Cet événement dépasse le simple symbole : il incarne une véritable reconnaissance. La Tunisie se distingue par une longue tradition d’engagement féminin en diplomatie, qui remonte à l’indépendance, au-delà même de son célèbre Code du statut personnel. À chaque avancée diplomatique tunisienne, des femmes ont joué un rôle déterminant.
Lors de son allocution, le ministre des Affaires étrangères, de la Migration et des Tunisiens à l’étranger, Mohamed Ali Nafti, a rendu hommage à celles qui ont consacré leur carrière à la diplomatie tunisienne. Il a rappelé que « il y a trois ans, lors de sa 76ème session, l’Assemblée Générale des Nations Unies a déclaré par consensus que le 24 juin sera la journée des femmes dans la diplomatie, reconnaissant, ainsi, et célébrant la contribution des femmes à un domaine longtemps resté l’apanage des hommes. Co-sponsor de cette résolution, la Tunisie a considéré cette décision comme une étape importante vers la consécration de l’égalité des genres dans le domaine diplomatique et une reconnaissance du rôle vital de la femme diplomate dans le renforcement de la coopération multilatérale, mais aussi une nouvelle fondation dans l’édification de la paix et de la sécurité dans le monde, ainsi que dans la réalisation du développement durable. «
Le ministre souligne que les femmes diplomates ont prouvé leur capacité à contribuer efficacement à l’élaboration des politiques et stratégies face aux crises et mutations mondiales, à tous les niveaux. Il rappelle aussi que cet engagement est ancien : « En réalité, cet engagement ne date pas de 2022, il remonte à l’indépendance quand les premières femmes ont rejoint le Ministère des Affaires Étrangères pour renforcer les équipes œuvrant pour la représentation du pays fraîchement souverain, renforcer ses relations avec les pays frères et amis et défendre ses intérêts, comme vous avez pu certainement le découvrir à travers l’exposition documentaire. »
Il a également évoqué l’histoire tunisienne en rappelant l’exploit de la reine Didon, première grande négociatrice féminine du pays : « Elle a pu obtenir, pacifiquement, un terrain pour fonder Carthage, en concluant un accord avec le seigneur local, le roi Iarbas, qui ne voulait lui céder qu’une superficie égale à la peau d’un bœuf.

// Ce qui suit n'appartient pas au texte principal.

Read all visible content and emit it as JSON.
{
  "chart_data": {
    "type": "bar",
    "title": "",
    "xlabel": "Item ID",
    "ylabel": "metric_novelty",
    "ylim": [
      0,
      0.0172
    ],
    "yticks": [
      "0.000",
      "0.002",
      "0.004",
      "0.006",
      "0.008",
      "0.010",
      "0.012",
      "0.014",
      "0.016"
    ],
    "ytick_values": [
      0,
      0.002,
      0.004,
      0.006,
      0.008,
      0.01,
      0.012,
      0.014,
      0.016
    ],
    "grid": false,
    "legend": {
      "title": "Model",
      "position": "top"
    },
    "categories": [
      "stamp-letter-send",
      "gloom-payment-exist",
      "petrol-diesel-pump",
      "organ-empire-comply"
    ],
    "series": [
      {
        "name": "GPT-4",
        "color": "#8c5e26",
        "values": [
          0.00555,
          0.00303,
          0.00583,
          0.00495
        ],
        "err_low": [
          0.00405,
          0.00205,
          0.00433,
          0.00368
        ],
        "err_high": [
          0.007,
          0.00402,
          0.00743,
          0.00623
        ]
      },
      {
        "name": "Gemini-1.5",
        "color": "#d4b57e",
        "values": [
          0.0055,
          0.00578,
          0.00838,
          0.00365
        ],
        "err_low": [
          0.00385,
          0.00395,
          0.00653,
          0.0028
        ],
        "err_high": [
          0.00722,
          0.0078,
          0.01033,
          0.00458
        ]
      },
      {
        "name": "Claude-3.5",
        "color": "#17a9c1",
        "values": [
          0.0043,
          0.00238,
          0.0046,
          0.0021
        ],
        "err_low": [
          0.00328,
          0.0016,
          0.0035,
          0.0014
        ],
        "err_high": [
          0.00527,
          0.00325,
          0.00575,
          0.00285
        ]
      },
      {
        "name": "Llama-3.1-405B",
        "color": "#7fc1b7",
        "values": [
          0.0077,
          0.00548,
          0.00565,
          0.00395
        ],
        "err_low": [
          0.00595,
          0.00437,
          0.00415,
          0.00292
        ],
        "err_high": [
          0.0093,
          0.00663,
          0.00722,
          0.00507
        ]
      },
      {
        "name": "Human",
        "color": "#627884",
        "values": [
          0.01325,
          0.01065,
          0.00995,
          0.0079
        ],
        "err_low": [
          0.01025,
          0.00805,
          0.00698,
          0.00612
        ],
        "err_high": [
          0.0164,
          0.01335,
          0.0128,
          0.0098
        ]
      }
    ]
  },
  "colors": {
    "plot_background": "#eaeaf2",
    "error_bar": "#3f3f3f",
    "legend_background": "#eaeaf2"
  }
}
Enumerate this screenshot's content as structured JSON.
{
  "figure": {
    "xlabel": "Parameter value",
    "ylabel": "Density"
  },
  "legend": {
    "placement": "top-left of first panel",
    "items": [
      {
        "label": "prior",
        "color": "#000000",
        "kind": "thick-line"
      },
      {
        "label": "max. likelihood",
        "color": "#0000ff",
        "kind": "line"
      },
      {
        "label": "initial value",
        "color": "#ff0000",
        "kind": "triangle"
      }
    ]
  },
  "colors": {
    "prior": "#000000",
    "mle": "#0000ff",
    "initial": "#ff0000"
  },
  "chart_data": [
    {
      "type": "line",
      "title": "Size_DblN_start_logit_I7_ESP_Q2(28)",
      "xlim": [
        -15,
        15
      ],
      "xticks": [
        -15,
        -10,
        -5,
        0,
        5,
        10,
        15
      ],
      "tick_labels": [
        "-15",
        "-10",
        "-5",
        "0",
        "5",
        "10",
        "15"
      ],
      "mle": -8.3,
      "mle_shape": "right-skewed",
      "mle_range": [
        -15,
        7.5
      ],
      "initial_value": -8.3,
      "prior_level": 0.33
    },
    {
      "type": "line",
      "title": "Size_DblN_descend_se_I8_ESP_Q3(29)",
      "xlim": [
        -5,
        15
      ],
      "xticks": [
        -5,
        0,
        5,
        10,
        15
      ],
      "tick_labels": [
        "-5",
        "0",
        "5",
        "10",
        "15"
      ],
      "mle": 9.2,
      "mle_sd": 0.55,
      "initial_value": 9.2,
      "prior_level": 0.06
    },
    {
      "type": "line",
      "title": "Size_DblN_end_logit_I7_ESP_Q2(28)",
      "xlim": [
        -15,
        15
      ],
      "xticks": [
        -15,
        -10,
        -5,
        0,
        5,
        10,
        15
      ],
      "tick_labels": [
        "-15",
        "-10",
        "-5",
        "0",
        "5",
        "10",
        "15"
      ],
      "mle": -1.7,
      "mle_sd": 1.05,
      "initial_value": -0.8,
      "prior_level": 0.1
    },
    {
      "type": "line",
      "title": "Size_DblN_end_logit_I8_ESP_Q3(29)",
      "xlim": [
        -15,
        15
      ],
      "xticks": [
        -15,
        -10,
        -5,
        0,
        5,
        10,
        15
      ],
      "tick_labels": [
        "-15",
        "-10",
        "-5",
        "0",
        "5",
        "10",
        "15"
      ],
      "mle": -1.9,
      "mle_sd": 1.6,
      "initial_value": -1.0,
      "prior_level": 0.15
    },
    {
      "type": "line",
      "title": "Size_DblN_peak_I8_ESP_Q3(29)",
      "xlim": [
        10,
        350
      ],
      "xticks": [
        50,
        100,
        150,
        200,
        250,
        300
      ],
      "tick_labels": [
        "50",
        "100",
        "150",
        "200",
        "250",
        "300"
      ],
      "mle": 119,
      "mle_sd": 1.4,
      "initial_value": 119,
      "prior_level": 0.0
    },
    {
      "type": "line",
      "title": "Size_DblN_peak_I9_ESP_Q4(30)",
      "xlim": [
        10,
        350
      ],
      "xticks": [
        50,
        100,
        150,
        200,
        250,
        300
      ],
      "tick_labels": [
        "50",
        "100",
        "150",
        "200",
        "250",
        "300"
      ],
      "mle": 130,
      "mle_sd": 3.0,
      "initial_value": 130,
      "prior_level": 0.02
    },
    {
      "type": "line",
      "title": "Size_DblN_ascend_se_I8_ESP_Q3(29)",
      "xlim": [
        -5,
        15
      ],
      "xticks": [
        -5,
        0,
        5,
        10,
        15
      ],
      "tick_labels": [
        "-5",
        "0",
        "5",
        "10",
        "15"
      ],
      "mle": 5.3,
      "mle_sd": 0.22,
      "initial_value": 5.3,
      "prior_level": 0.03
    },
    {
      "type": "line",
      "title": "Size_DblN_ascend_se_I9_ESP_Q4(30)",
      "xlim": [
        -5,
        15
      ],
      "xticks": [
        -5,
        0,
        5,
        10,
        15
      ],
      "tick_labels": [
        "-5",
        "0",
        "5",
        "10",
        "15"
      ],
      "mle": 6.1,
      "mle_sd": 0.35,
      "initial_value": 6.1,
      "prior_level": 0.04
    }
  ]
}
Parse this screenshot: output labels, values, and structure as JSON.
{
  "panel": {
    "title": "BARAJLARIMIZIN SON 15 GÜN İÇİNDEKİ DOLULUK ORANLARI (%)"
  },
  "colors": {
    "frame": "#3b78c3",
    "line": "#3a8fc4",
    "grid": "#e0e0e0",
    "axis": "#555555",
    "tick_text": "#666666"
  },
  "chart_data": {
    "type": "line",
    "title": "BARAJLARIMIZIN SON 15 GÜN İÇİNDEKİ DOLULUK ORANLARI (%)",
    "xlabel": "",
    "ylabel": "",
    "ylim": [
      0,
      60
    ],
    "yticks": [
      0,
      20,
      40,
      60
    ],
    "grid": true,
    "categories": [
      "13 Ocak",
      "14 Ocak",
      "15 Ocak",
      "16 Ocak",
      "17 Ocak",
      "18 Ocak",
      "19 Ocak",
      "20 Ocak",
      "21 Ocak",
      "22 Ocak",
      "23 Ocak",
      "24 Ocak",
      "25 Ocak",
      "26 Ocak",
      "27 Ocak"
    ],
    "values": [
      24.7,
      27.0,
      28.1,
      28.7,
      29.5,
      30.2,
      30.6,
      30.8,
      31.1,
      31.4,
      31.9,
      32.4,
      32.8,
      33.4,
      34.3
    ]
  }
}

Didon a alors rusé en découpant cette peau en très fines lanières, ce qui lui a permis de délimiter un périmètre beaucoup plus vaste que prévu pour fonder sa ville sur une péninsule. Ce stratagème ingénieux est à l’origine du nom de la citadelle punique, Byrsa, qui signifie “peau de bœuf” en grec. Cette négociation d’origine féminine est célèbre non seulement dans la mythologie grecque, mais aussi en mathématiques, où le “problème de Didon” est un classique sur l’optimisation de la surface délimitée par une longueur donnée. »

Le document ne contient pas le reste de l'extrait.